A tarefa não foi simples. Como relatado por Arnone ao Infobae, dissociar os tecidos rígidos dos ouriços sem destruir as células exigiu um protocolo específico desenvolvido no laboratório italiano. O esforço, porém, rendeu resultados inéditos: foram identificados oito grandes grupos de células e uma diversidade inesperada de neurônios e fotorreceptores — 29 tipos neuronais e 15 conjuntos distintos de detectores de luz.

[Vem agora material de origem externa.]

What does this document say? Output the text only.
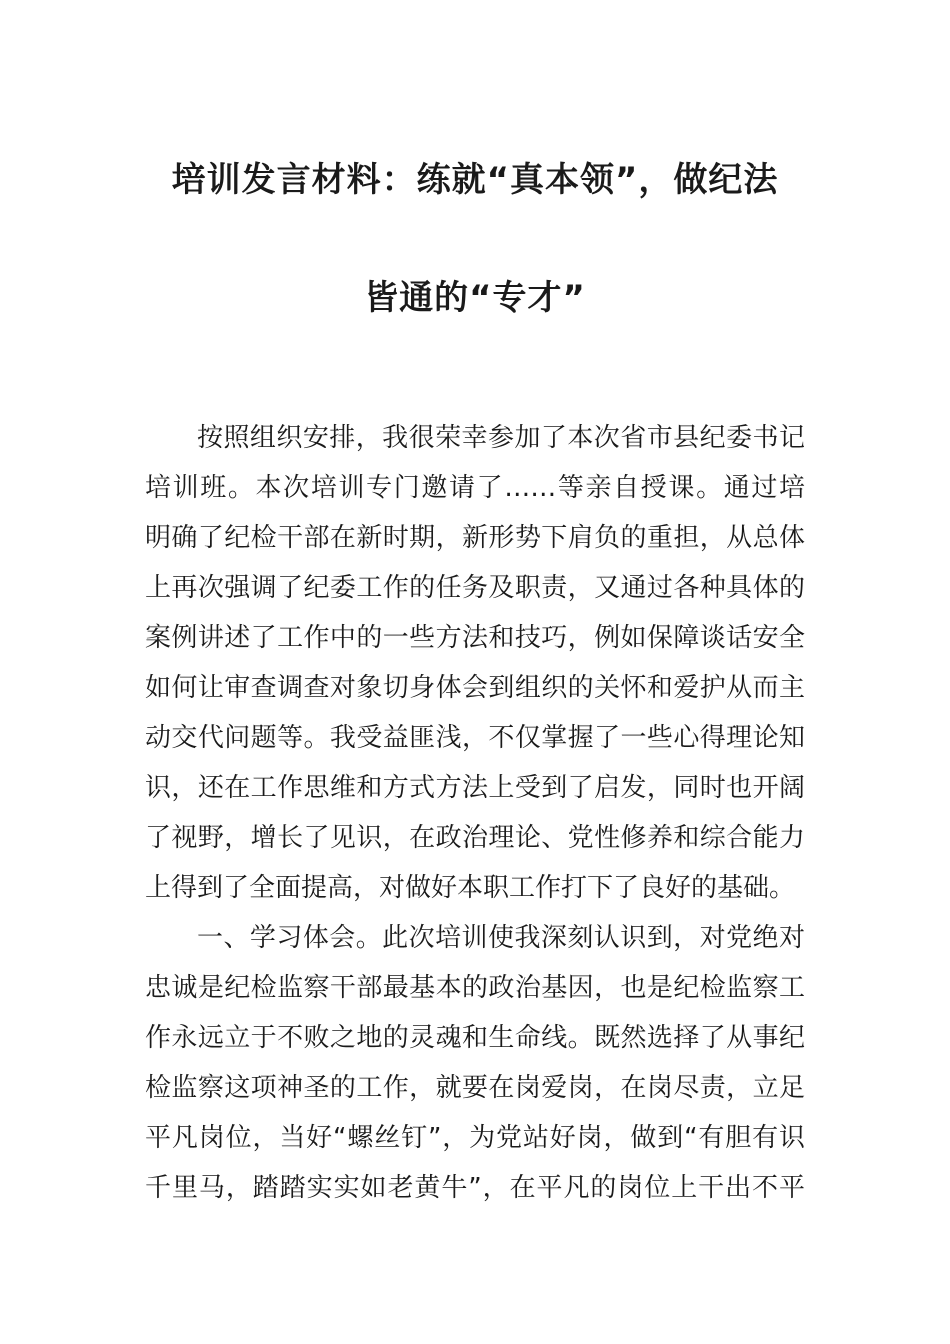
培训发言材料：练就“真本领”，做纪法
皆通的“专才”
按照组织安排，我很荣幸参加了本次省市县纪委书记
培训班。本次培训专门邀请了……等亲自授课。通过培
明确了纪检干部在新时期，新形势下肩负的重担，从总体
上再次强调了纪委工作的任务及职责，又通过各种具体的
案例讲述了工作中的一些方法和技巧，例如保障谈话安全
如何让审查调查对象切身体会到组织的关怀和爱护从而主
动交代问题等。我受益匪浅，不仅掌握了一些心得理论知
识，还在工作思维和方式方法上受到了启发，同时也开阔
了视野，增长了见识，在政治理论、党性修养和综合能力
上得到了全面提高，对做好本职工作打下了良好的基础。
一、学习体会。此次培训使我深刻认识到，对党绝对
忠诚是纪检监察干部最基本的政治基因，也是纪检监察工
作永远立于不败之地的灵魂和生命线。既然选择了从事纪
检监察这项神圣的工作，就要在岗爱岗，在岗尽责，立足
平凡岗位，当好“螺丝钉”，为党站好岗，做到“有胆有识
千里马，踏踏实实如老黄牛”，在平凡的岗位上干出不平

Os pesquisadores também localizaram genes tradicionalmente associados ao cérebro de vertebrados ativados por todo o corpo do ouriço. Em algumas células, encontraram a presença simultânea de duas proteínas fotossensíveis — melanopsina e Go-opsina — combinação nunca registrada antes em animais do grupo dos deuterostômios, que inclui humanos.
As novas células sensoriais surgem principalmente nos pés ambulacrários, estruturas usadas tanto para locomoção quanto para perceber o ambiente. A análise sugere que o corpo do ouriço juvenil concentra funções que, em outros animais, estariam restritas à cabeça. Por isso, os autores defendem que o conjunto nervoso pode ser descrito como um “cérebro único”, distribuído.
Apesar do avanço, muitas perguntas seguem abertas. A equipe quer saber se a mesma arquitetura aparece em outras espécies de ouriço-do-mar e como esses sistemas evoluem do estágio larval ao adulto. A investigação, afirmam os cientistas, pode ajudar a esclarecer como cérebros complexos surgiram ao longo da história evolutiva — e revelar que, no fundo do mar, há mais enigmas biológicos do que a ciência imaginava.